I got to work on my boat. It was great. I don’t get out on my own boat that often because school takes up all my time. I have a 29ft Shamrock with a twin screw––a great boat. Today, I took the shrink wrap off and started a full cleaning, and getting it ready to be put in the water. I really like running my boat. It’s a great experience. I did also some work on my dad’s boat which is a 42ft. Hopefully today I can put both boats back in the water and go out for a sea trail.
Our school went to Maine Maritime Academy to visit the college and their different programs. I was truly impressed once I had arrived to the Academy: it’s a beautiful campus with friendly people . But their simulator was speechless, they have 4 simulator rooms and one master control station. One room was for large ships. Another room was set up for a pod system tug (this room is the room in the picture). The other two rooms are for small vessels. The pod system truly stood out to me, it was incredible. The way that the controls worked so perfectly and the way the room was set up was an exact replica of the inside of one of these vessels. I have worked with this type of simulator by TRANSAS, but I have never worked with one of the z-drive simulators and I was very impressed. I’m very thankful for this trip up to Maine and I can’t wait to come back. I’m definitely looking into this school as a college. The programs are incredible, definitely looking into this school as a future for me.
This past week I’ve been working with the techs at TRANSAS and I was able to get my personal simulator from TRANSAS up and running again. This is a great tool. TRANSAS is a marine simulation company all over the world. Their prime headquarters are based in California where they create and build these simulators. They not only have simulators in just boat steering but also have cargo ship engine room training, including specialized cargo ship crane simulators. This is great for understanding how boats operate without running the risk of actually hurting anyone. However, we still don’t approach the simulator as a game. It’s a training vehicle that happens to be fun.
TRANSAS and the crew are great to talk to and work with. They have helped me out whenever I have issues wight he simulators at school. My experiences on the simulator have taught me a lot about juggling information. You don’t want to forget about the draft of the boat in a shallow area when you’re concentrated on keeping the speed up and the course steady.
Our first objective on the simulator was to run a steady course using the plots we drew on our chart. We got a chart and the Capt asked us to plot a course from point A to point B. During the past week we were learning all the skills we would need to complete this task. We learned how to calculate ETA, distance, and speed. Once we had our chart drawn up we were up to the true task and that was to stay on that waypoint line. Every 10 minutes we did a position fix and my crew and I stayed on track. After about a hour we came to the correct point without any problems. We were one minute of our ETA. This was a really good start for just starting on chart plotting.
This summer I was out working on tugs in New York Harbor, including up the East River and Hudson River. Sea Wolf Marine is the name of the tug boat company I worked with, I have been working for this company all summer for 3 years to get me seatime.
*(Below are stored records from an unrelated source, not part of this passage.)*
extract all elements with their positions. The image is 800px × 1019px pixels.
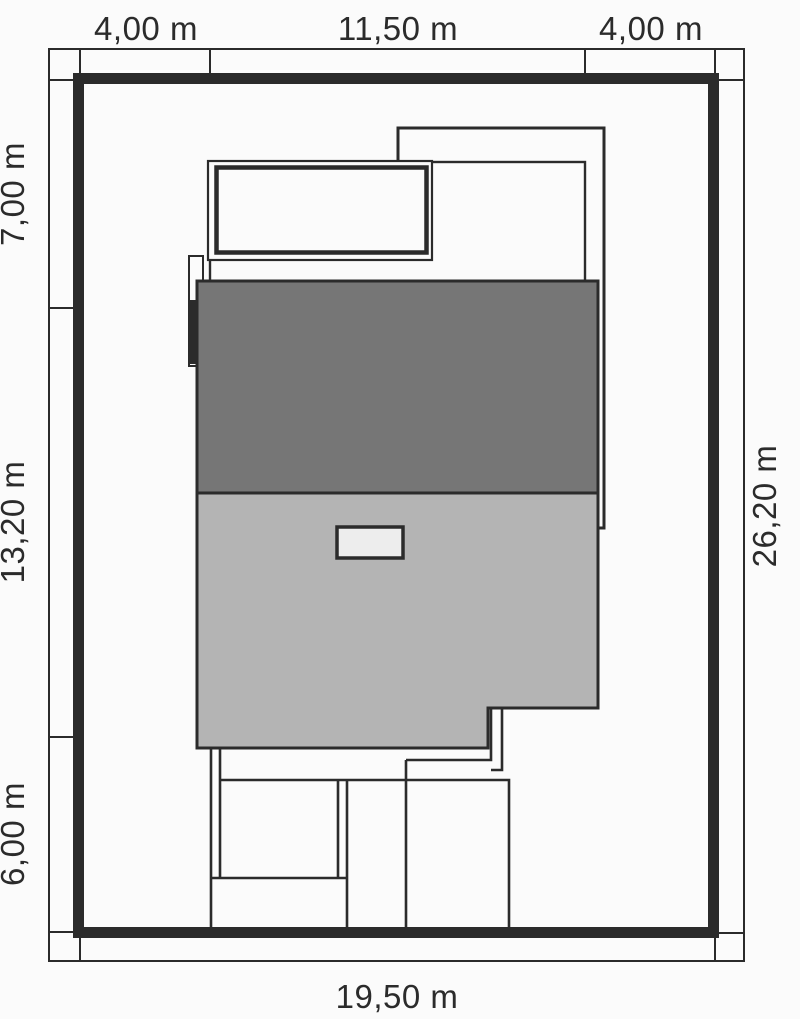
dim-left-middle: 13,20 m [0,461,31,584]
dim-top-center: 11,50 m [338,10,458,47]
dim-left-lower: 6,00 m [0,782,31,886]
terrace-outline-inner [217,168,427,253]
site-plan: 4,00 m 11,50 m 4,00 m 7,00 m 13,20 m 6,0… [0,0,800,1019]
roof-skylight [337,527,403,558]
dim-left-upper: 7,00 m [0,142,31,246]
dim-top-left: 4,00 m [94,10,198,47]
roof [197,281,598,748]
dim-right: 26,20 m [746,445,783,568]
roof-upper-slope [197,281,598,493]
dim-top-right: 4,00 m [599,10,703,47]
site-plan-drawing: 4,00 m 11,50 m 4,00 m 7,00 m 13,20 m 6,0… [0,0,800,1019]
dim-bottom: 19,50 m [336,978,459,1015]
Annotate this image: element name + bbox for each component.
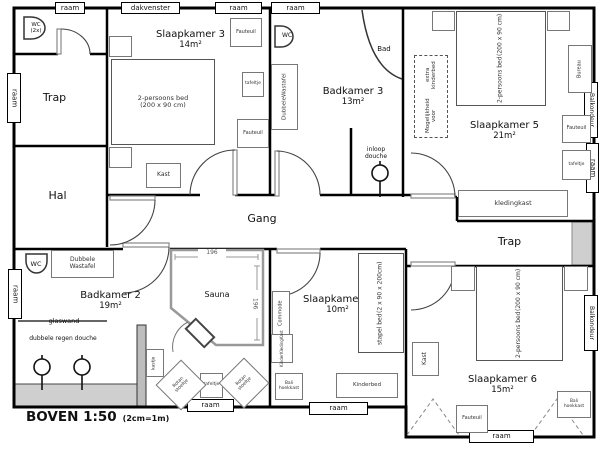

Seatime is how many hours I have spent aboard the tug; I currently have around 275 hours. I’m building up sea time and credentials so I can be eligible to be Coast Guard approved in the future. This was a great summer because I spent about 4 weeks on the boat non-stop working on the tugs and it was a great time. This summer I’m joining the Union to get more experience and I will be able to get new connections that will help me in my future.